Excerpt from Models of Diversity: Pursuing Tolerance in Colleges and Universities:
Judging from the campus incidents of the early ’90s, it seems almost as if college administrators expected that a certain laissez-faire tolerance came packaged with the students’ college admission documents. Instead, as the 11 institutions highlighted here have demonstrated, long-buried grievances emerged to demand redress; curricula limitations attracted attention; students challenged their peers over perceived inequities. Most institutions learned the hard way that the academic environment itself was insufficient to mitigate the problems of intolerance and prejudice that plague the rest of society.

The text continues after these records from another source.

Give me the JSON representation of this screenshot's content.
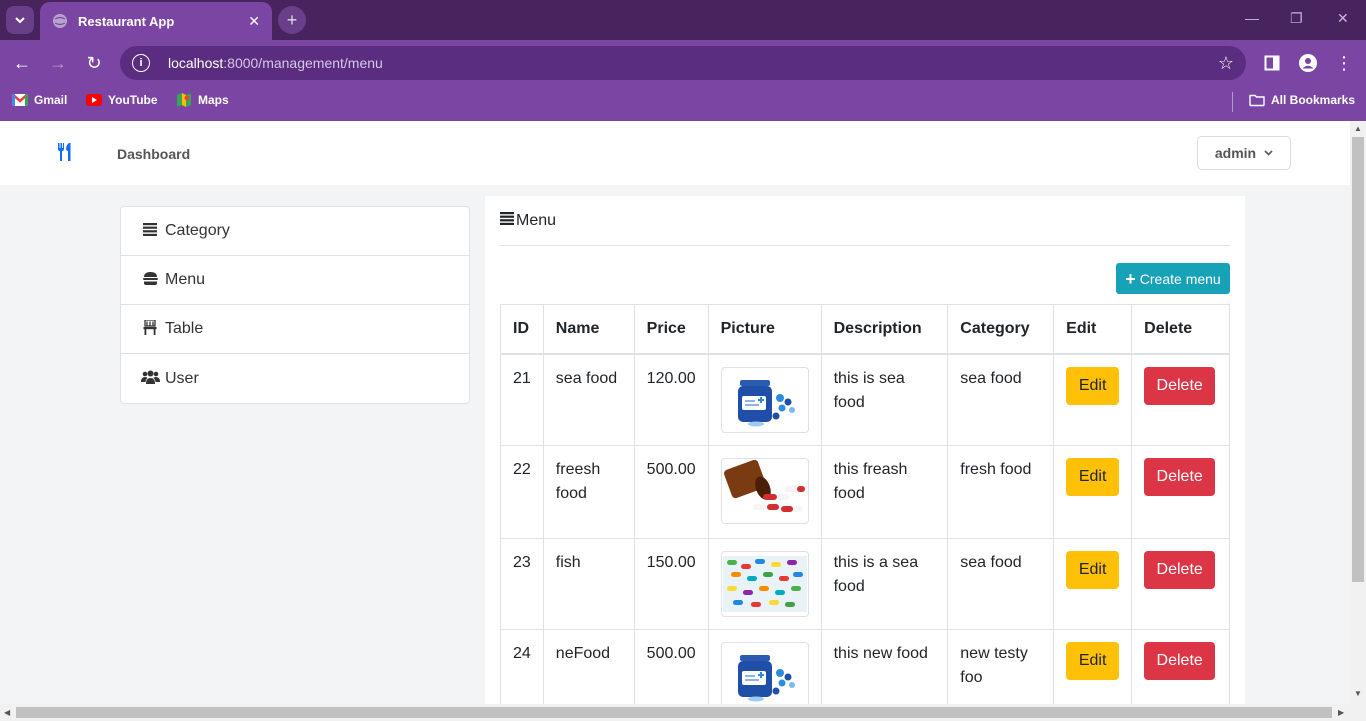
{
  "browser": {
    "tab_title": "Restaurant App",
    "tab_close": "✕",
    "new_tab": "+",
    "url_host": "localhost",
    "url_path": ":8000/management/menu",
    "bookmarks": [
      {
        "label": "Gmail"
      },
      {
        "label": "YouTube"
      },
      {
        "label": "Maps"
      }
    ],
    "all_bookmarks": "All Bookmarks"
  },
  "navbar": {
    "brand_icon": "utensils-icon",
    "dashboard": "Dashboard",
    "user": "admin"
  },
  "sidebar": {
    "items": [
      {
        "label": "Category",
        "icon": "list-icon"
      },
      {
        "label": "Menu",
        "icon": "burger-icon"
      },
      {
        "label": "Table",
        "icon": "chair-icon"
      },
      {
        "label": "User",
        "icon": "users-icon"
      }
    ]
  },
  "main": {
    "title": "Menu",
    "create_button": "Create menu",
    "columns": [
      "ID",
      "Name",
      "Price",
      "Picture",
      "Description",
      "Category",
      "Edit",
      "Delete"
    ],
    "rows": [
      {
        "id": "21",
        "name": "sea food",
        "price": "120.00",
        "picture": "pill-bottle-blue",
        "description": "this is sea food",
        "category": "sea food",
        "edit": "Edit",
        "delete": "Delete"
      },
      {
        "id": "22",
        "name": "freesh food",
        "price": "500.00",
        "picture": "pill-bottle-amber",
        "description": "this freash food",
        "category": "fresh food",
        "edit": "Edit",
        "delete": "Delete"
      },
      {
        "id": "23",
        "name": "fish",
        "price": "150.00",
        "picture": "colorful-pills",
        "description": "this is a sea food",
        "category": "sea food",
        "edit": "Edit",
        "delete": "Delete"
      },
      {
        "id": "24",
        "name": "neFood",
        "price": "500.00",
        "picture": "pill-bottle-blue",
        "description": "this new food",
        "category": "new testy foo",
        "edit": "Edit",
        "delete": "Delete"
      }
    ]
  },
  "colors": {
    "chrome_dark": "#48245f",
    "chrome": "#7a45a3",
    "primary": "#0d6efd",
    "info": "#17a2b8",
    "warning": "#ffc107",
    "danger": "#dc3545"
  }
}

“….In this sense the diversity activities accomplished by the 11 institutions constitute an exercise in pessimism; that humans, however brilliant and gifted, will not act in an appropriate or sensitive manner toward others of different races and cultures unless they are involved in a learning process. No one would claim campus education will undo complex patterns of behavior and belief, but on the evidence of the 11 schools, tensions were defused, dialogues initiated, and the process of mutual understanding begun.
“….Diversity activities may constitute a circuitous route to compensating for the loss of affirmative action tools. We have previously noted some small evidence from the 11 institutions that contributing to minorities’ campus success levels in areas like status, creativity and comfort can ultimately improve retention and graduation rates.”